4. Brief Recommendations for Training
The importance of training in cheminformatics has recently been emphasized by Tetko and co-workers [
128]. They pointed out that cheminformatics needs experience in two areas; chemistry and informatics. In the case of peptide science, the users of existing databases and/or software (such as authors of this article who are not informaticians) need skills in two areas: chemistry and biochemistry with molecular biology. Apart from skills in informatics, development of new software requires sufficient experience in the two above-mentioned areas. Recommendations below concern information from the area of chemistry, which is sufficient in the approach that is mentioned in this publication. Information from this area may be important for biologists using amino acid sequences and abbreviation-based codes in describing other biomolecules (sugars, nucleotides, and acylglycerols).
The checklist of skills includes training in use of a molecular editor, taking into account molecule drawing, input and output options, as well as strong and weak points. The second step involves knowledge of all details of peptide structures, including protein, non-protein and non-natural amino acids as well as modifications (e.g., sugar or lipid moieties). Special attention should be paid to the configuration of substituents around asymmetric carbon atoms. Some amino acids contain more than one chirality center (e.g., C3 atoms in isoleucine and threonine). Additional moieties may also contain asymmetric carbon atoms. Configuration around some asymmetric carbon atoms in biologically-active molecules, such as acylglycerols or sugars, may be described in different languages. IUPAC recommends the use of absolute configuration (R or S) in systematic names of chiral compounds.
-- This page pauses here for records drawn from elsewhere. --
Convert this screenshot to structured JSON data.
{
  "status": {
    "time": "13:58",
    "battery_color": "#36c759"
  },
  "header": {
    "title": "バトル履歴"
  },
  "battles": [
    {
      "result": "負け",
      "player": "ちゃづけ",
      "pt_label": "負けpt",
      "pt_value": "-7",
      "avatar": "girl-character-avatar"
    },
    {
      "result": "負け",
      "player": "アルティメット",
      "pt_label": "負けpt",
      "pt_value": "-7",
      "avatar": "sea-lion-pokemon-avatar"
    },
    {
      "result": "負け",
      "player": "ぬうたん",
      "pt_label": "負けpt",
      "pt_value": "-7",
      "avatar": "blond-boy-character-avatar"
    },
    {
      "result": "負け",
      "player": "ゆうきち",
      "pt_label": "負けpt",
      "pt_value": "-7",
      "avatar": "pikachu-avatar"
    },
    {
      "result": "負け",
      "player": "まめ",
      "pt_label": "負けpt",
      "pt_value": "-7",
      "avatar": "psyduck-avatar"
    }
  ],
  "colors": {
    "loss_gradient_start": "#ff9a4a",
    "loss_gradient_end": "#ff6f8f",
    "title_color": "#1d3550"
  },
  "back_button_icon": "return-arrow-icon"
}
Attention should thus be paid to the translation of stereospecific numbering of acylglycerols (sn-1 and sn-3) or nomenclature of anomeric carbon atoms in sugar residues (α or β) into absolute configuration of asymmetric carbon atoms (atom sn-2 in acylglycerols or anomeric atoms in sugars). User of this software should recognize its strong and weak points, as well as the possible errors (e.g., generation of structures containing atoms with inappropriate valence, missed chirality centers or reversed configuration around asymmetric carbon atoms). In the case of using few programs, it is important to check co-operation between them.
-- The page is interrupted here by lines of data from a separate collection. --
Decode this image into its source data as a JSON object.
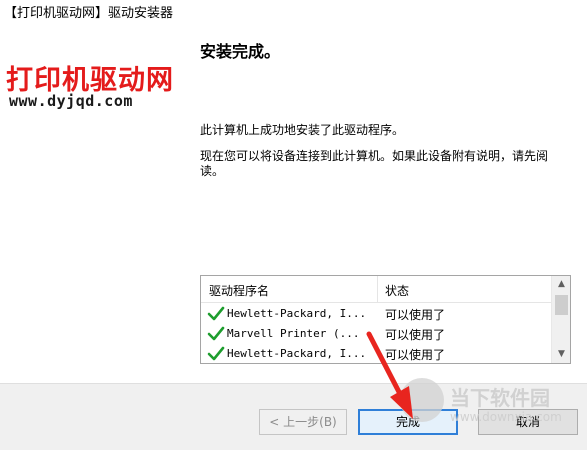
{
  "window": {
    "title": "【打印机驱动网】驱动安装器"
  },
  "logo": {
    "name_cn": "打印机驱动网",
    "url": "www.dyjqd.com"
  },
  "content": {
    "heading": "安装完成。",
    "line1": "此计算机上成功地安装了此驱动程序。",
    "line2": "现在您可以将设备连接到此计算机。如果此设备附有说明，请先阅读。"
  },
  "drivers_table": {
    "columns": [
      "驱动程序名",
      "状态"
    ],
    "rows": [
      {
        "name": "Hewlett-Packard, I...",
        "status": "可以使用了"
      },
      {
        "name": "Marvell Printer  (...",
        "status": "可以使用了"
      },
      {
        "name": "Hewlett-Packard, I...",
        "status": "可以使用了"
      }
    ]
  },
  "buttons": {
    "back": "< 上一步(B)",
    "finish": "完成",
    "cancel": "取消"
  },
  "watermark": {
    "name_cn": "当下软件园",
    "url": "www.downxia.com"
  },
  "colors": {
    "logo_red": "#e41b1b",
    "check_green": "#1e9e2e",
    "focus_blue": "#2f7fd8",
    "arrow_red": "#e8251f"
  },
  "icons": {
    "row_status": "check-icon",
    "scroll_up": "chevron-up-icon",
    "scroll_down": "chevron-down-icon"
  }
}
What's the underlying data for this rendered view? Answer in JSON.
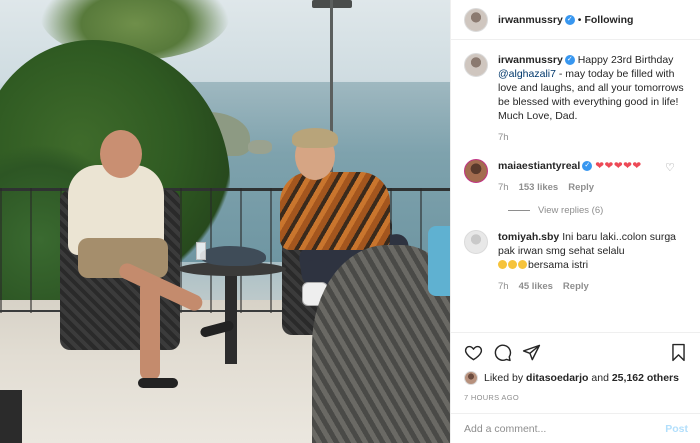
{
  "colors": {
    "verified": "#3897f0",
    "link": "#00376b",
    "muted": "#8e8e8e",
    "heart": "#ed4956",
    "post_disabled": "#b2dffc"
  },
  "header": {
    "username": "irwanmussry",
    "separator": "•",
    "follow_label": "Following"
  },
  "caption": {
    "username": "irwanmussry",
    "text_before": "Happy 23rd Birthday ",
    "mention": "@alghazali7",
    "text_after": " - may today be filled with love and laughs, and all your tomorrows be blessed with everything good in life!",
    "signoff": "Much Love, Dad.",
    "time": "7h"
  },
  "comments": [
    {
      "username": "maiaestiantyreal",
      "text": "❤❤❤❤❤",
      "time": "7h",
      "likes": "153 likes",
      "reply": "Reply",
      "view_replies": "View replies (6)"
    },
    {
      "username": "tomiyah.sby",
      "text": "Ini baru laki..colon surga pak irwan smg sehat selalu",
      "text2": "bersama istri",
      "time": "7h",
      "likes": "45 likes",
      "reply": "Reply"
    }
  ],
  "liked_by": {
    "prefix": "Liked by ",
    "user": "ditasoedarjo",
    "middle": " and ",
    "count": "25,162 others"
  },
  "timestamp": "7 HOURS AGO",
  "comment_box": {
    "placeholder": "Add a comment...",
    "post_label": "Post"
  }
}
The training scheme involves options and protocols that are described in the previous sections. The initial training dataset should contain simple compounds, mainly di- and tripeptides built from typical protein amino acids. They are usually annotated in general, chemical databases, such as PubChem, ChemSpider, and ChEMBL, and specialized peptide databases, such as BIOPEP or AHTPDB. Chemical codes that are generated during training may thus be easily verified. We confirm our previous recommendation [
3] to try more databases. Simple di- and tripeptides are usually well described, but representations of more complex moieties (e.g., sugars) may contain errors. They may be recognized and removed via the confrontation of data from few databases. Sometimes, the creation of an appropriate structure representation requires a few attempts. For instance, any asymmetric carbon atom may occur in two possible configurations: R or S. The first attempt to obtain the correct one with the help of the molecular editor is successful with 50% likelihood (for one asymmetric carbon atom). The configuration of asymmetric carbon atoms is usually displayed in PubChem, or in names that are generated by Chemical Identifier Resolver, although for sugar moieties the numbering of carbon atoms, fulfilling IUPAC recommendations designed for heterocyclic compounds, may be confusing.